During the first year of Westside Preparatory School, Marva took in learning disabled, problem children and even one child who had been labeled by Chicago public school authorities as borderline retarded.
Over the years, she continued to take in children labeled as dyslexics and every other kind of learning or behavioral disability. These children were often classified as “hopeless” by other teachers.
But Marva is different; she knew Johann Wolfgang von Goethe’s quote.
She was very clear about her mission as an educator: she wants to touch the lives of children. She has an unshakable belief that she could impact the children for good.
She decided that the problem was not the children but they way they were taught. She would say:
"Don't try to fix the students, fix ourselves first. The good teacher makes the poor student good and the good student superior. When our students fail, we, as teachers, too, have failed."
So she attempted a radical method of teaching that would not only be challenging for the students, but it would instill a belief in them.
She threw out all the old books, and taught Shakespeare, Sophocles and other classical literature materials. Nobody believed the kids could understand such deep materials. Frankly even I have difficulty understanding them and I was in high school!
But Marva was determined. She would communicate the lessons passionately, and would constantly engage and challenge the child’s naturally inquisitive mind. Despite the children’s young age, Marva’s students not only understood the material, they loved it and wanted more!
And the results showed for themselves.
The same little girl who had been labeled as border line retarded, graduated Summa Cum Laude from college in 1976. Many of Marva’s graduates went on to the nation’s finest colleges, places like Harvard, Yale, and Stanford, to mention just a few.
Marva once wrote, "I have discovered few learning disabled students in my decades of teaching. I have, however, discovered many, many victims of teaching inabilities."
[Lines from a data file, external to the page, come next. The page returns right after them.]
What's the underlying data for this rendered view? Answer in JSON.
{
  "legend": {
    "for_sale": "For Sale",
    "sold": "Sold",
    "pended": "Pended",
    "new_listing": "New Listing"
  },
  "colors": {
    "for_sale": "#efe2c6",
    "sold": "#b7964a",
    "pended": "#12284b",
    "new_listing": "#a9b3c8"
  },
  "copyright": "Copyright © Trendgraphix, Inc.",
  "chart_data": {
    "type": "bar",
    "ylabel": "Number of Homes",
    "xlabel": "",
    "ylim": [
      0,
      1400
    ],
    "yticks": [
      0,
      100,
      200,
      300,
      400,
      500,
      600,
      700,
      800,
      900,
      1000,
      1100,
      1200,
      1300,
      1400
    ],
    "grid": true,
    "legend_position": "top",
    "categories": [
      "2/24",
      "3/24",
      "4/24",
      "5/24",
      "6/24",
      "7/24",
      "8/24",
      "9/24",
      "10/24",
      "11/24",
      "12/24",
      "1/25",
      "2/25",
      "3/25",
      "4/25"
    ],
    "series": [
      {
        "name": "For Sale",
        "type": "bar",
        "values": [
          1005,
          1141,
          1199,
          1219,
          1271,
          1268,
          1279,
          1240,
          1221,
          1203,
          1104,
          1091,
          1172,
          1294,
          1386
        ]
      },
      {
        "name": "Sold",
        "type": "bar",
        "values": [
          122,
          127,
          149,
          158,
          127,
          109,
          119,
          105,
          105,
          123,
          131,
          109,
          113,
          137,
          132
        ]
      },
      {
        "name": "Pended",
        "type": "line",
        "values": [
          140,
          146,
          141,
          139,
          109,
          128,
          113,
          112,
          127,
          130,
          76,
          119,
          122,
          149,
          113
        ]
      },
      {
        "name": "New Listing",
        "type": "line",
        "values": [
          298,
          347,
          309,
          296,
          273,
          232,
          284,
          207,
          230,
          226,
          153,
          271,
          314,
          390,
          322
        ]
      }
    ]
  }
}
Marva’s story touched the lives of many people. She proved the barriers of education are predominantly self-imposed. She also proved that the potential of young children is essentially unlimited until we place a limit on them.
Other Marva’s Collins quotes:
- "There is a brilliant child locked inside every student."
- "The essence of teaching is to make learning contagious, to have one idea spark another."
- "Once teachers try the Socratic, or direct method of teaching, they will never return to anything that cannot produce the 'magic.'"
- "Success doesn't come to you... you go to it."
- "Excellence is not an act but a habit. The things you do the most are the things you will do best."
- "Trust yourself. Think for yourself. Act for yourself. Speak for yourself. Be yourself. Imitation is suicide."
- "Determination and perseverance move the world; thinking that others will do it for you is a sure way to fail."
- "Character is what you know you are, not what others think you have."